Mangusta built its name on open boats that did forty knots and made a noise about it. FELICITA does eleven, in steel, with a swimming pool. She is the yard arguing against its own reputation, and she is very good at it.
The Oceano line is Overmarine’s displacement answer, and FELICITA is the 50-metre version, delivered in 2025. Steel hull, 499 gross tons, two MTUs, 4,000 nautical miles of range and a cruising speed of eleven knots. Nothing about her is fast. Everything about her is sized – the volume that a planing hull spends on engines and fuel, she spends on the parts you use.
The pool is the proof. Not a plunge tub set into a corner of the sundeck, but a full-length pool with a glass end, deep enough to swim in, positioned where the light is. Yachts of fifty metres almost never carry one, because a planing hull cannot afford the weight high up. A displacement hull can. That is the whole trade in a single feature.
What follows from it is a list that reads like a much larger yacht: a gym with real racked weights and cardio, not a bike in a corridor. A hammam, tiled and benched, with a sunken plunge and a picture window to the sea. An open-air cinema – a proper screen on the aft deck, cushions on the sole, the Mediterranean going dark behind it. A beach club that opens to the water.
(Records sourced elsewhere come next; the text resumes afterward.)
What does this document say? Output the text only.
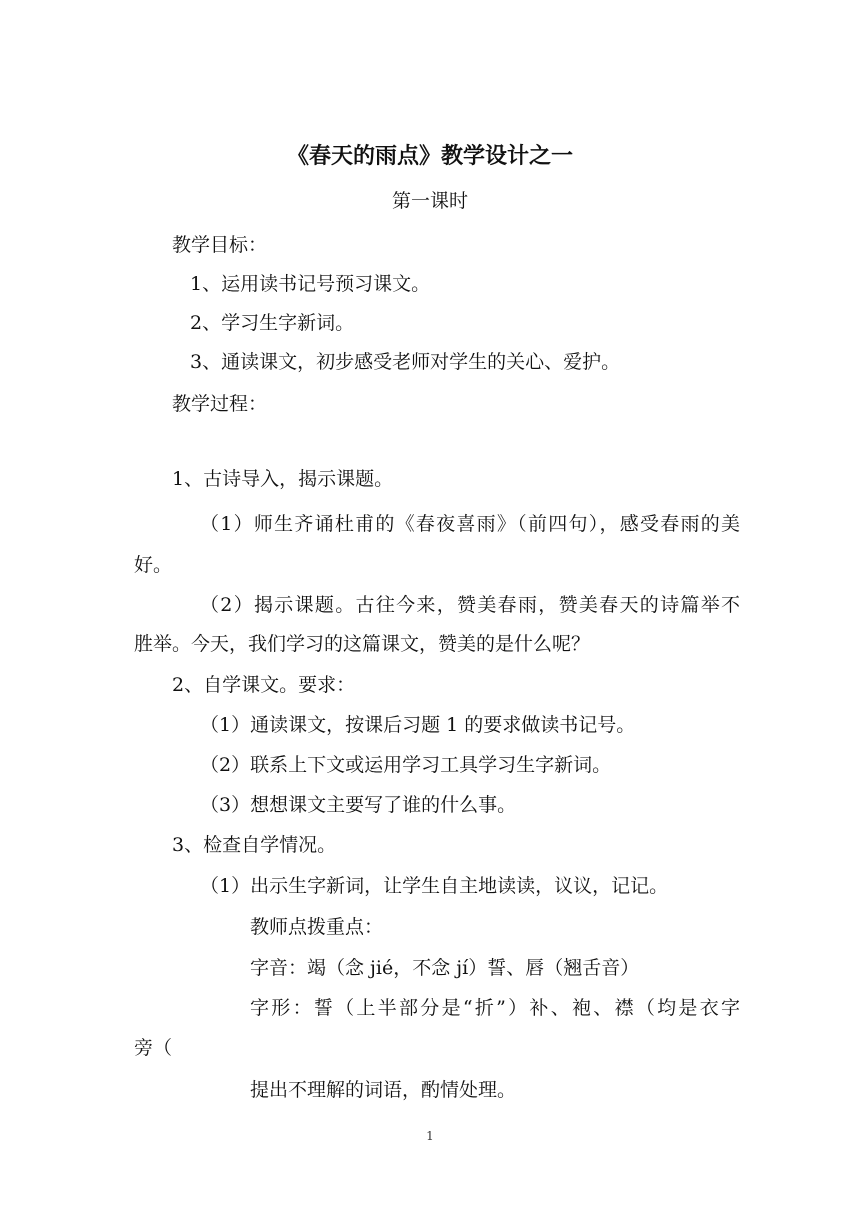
《春天的雨点》教学设计之一
第一课时
教学目标：
1、运用读书记号预习课文。
2、学习生字新词。
3、通读课文，初步感受老师对学生的关心、爱护。
教学过程：
1、古诗导入，揭示课题。
（1）师生齐诵杜甫的《春夜喜雨》（前四句），感受春雨的美
好。
（2）揭示课题。古往今来，赞美春雨，赞美春天的诗篇举不
胜举。今天，我们学习的这篇课文，赞美的是什么呢？
2、自学课文。要求：
（1）通读课文，按课后习题 1 的要求做读书记号。
（2）联系上下文或运用学习工具学习生字新词。
（3）想想课文主要写了谁的什么事。
3、检查自学情况。
（1）出示生字新词，让学生自主地读读，议议，记记。
教师点拨重点：
字音：竭（念 jié，不念 jí）誓、唇（翘舌音）
字形：誓（上半部分是“折”）补、袍、襟（均是衣字
旁（
提出不理解的词语，酌情处理。
1
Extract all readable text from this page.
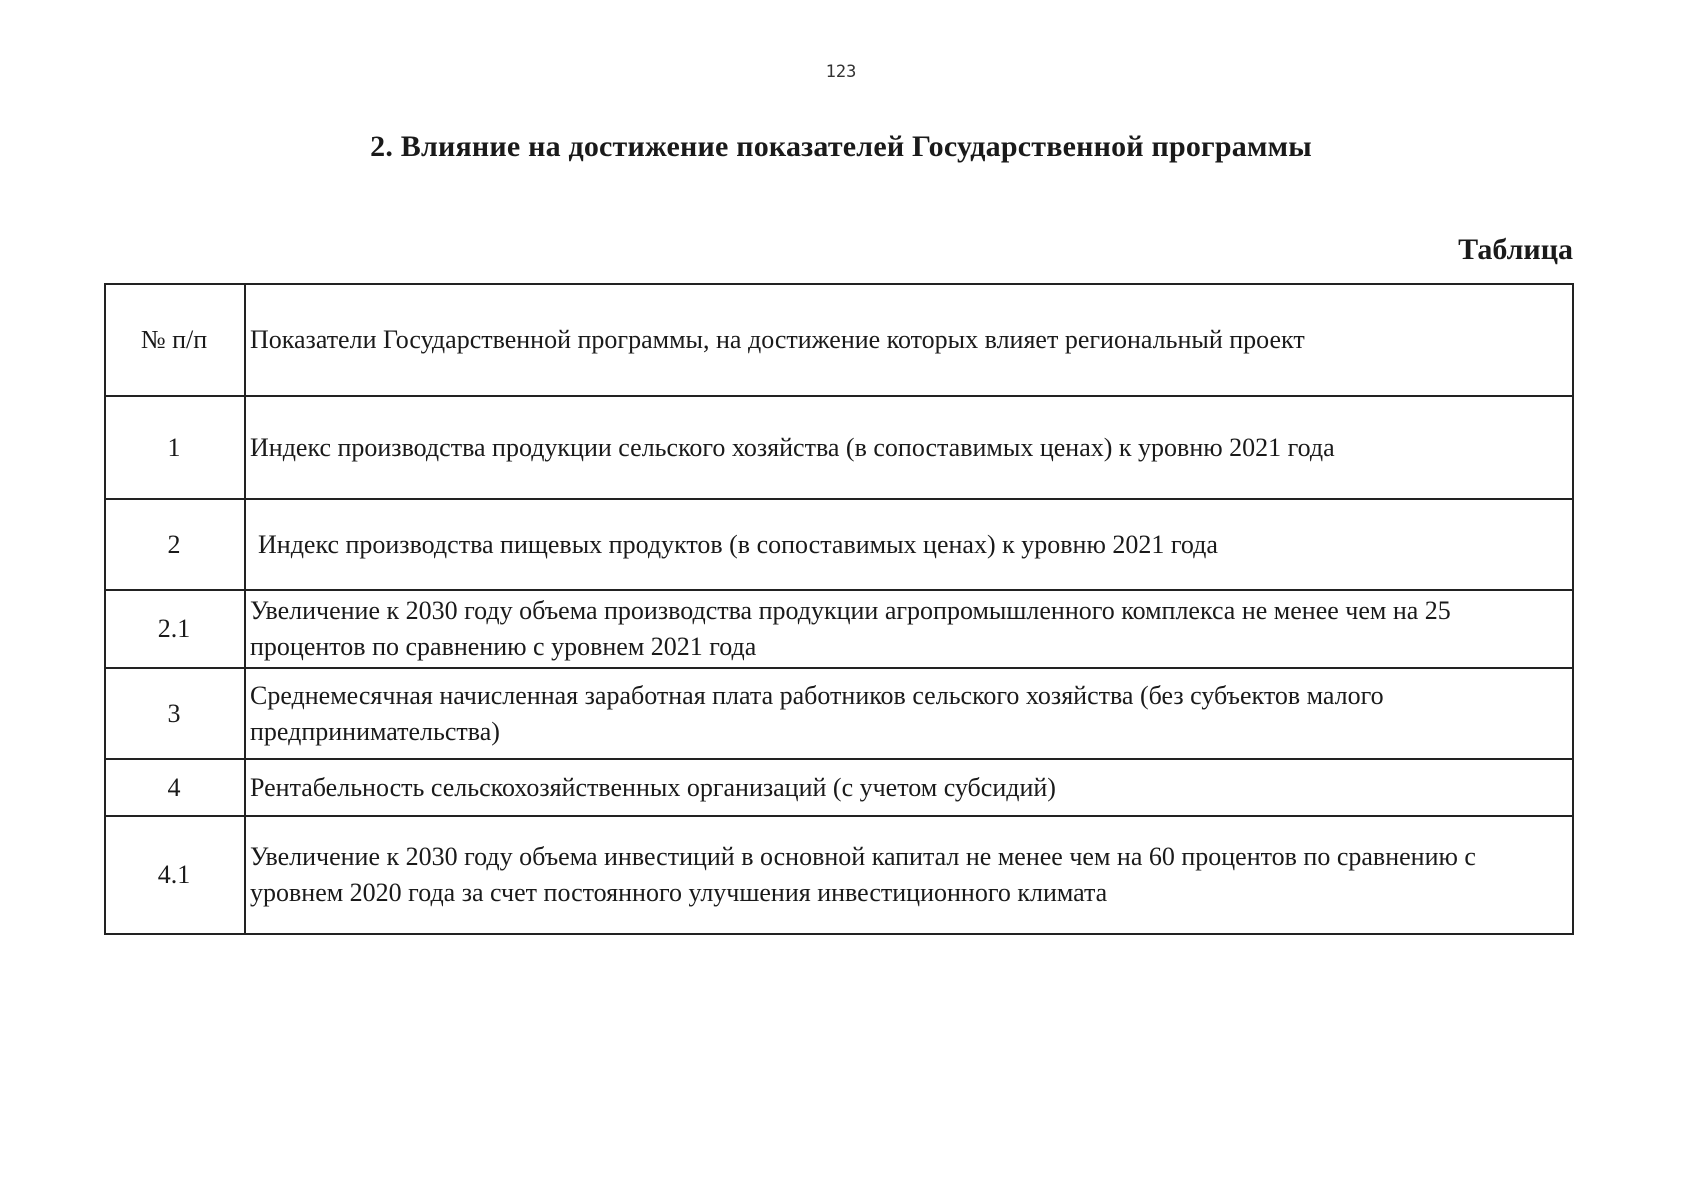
123
2. Влияние на достижение показателей Государственной программы
Таблица
№ п/п	Показатели Государственной программы, на достижение которых влияет региональный проект
1	Индекс производства продукции сельского хозяйства (в сопоставимых ценах) к уровню 2021 года
2	Индекс производства пищевых продуктов (в сопоставимых ценах) к уровню 2021 года
2.1	Увеличение к 2030 году объема производства продукции агропромышленного комплекса не менее чем на 25 процентов по сравнению с уровнем 2021 года
3	Среднемесячная начисленная заработная плата работников сельского хозяйства (без субъектов малого предпринимательства)
4	Рентабельность сельскохозяйственных организаций (с учетом субсидий)
4.1	Увеличение к 2030 году объема инвестиций в основной капитал не менее чем на 60 процентов по сравнению с уровнем 2020 года за счет постоянного улучшения инвестиционного климата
A grand piano in the salon.
Inside, the palette is cream and pale timber with teal used as punctuation rather than theme – curved banquettes, a circular sunken seating well in the main salon, ceilings that swirl rather than grid. It is unmistakably Italian and unmistakably 2025, and it will either read to you as confident or as a lot. There is no middle position on this interior, which is a compliment.
Five cabins sleep twelve. Eleven crew run her – more crew than cabins, which tells you what the service level is meant to be.
Overmarine has built at Viareggio since 1985 and spent nearly all of it making Mangustas – open, fast, unmistakable, and utterly uninterested in displacement. The Oceano line exists because the people who bought those boats in their forties wanted something else in their sixties, and did not want to leave the yard to get it. That lineage shows in FELICITA in a useful way: she has the proportions and the aggression of a fast boat without any of the machinery. She looks like she should plane. She simply declines to.
The steel hull is the other half of it. Steel is heavy, unfashionable at this length, and the reason she can carry a pool full of water on an upper deck without the naval architect objecting. Most 50-metre yachts are aluminium or GRP because the yard wanted the knots. Overmarine wanted the swimming pool, and built the hull that permits it.
She splits her year properly: the Mediterranean from April to September at 295,000 euros low season and 330,000 high, then the Caribbean from October at 295,000 US dollars.
FELICITA is a 2025 yacht with a 2025 feature list and none of the compromises that usually come with wanting all of it at fifty metres. The price of that is speed. Given what the eleven knots buys her, it is not much of a price.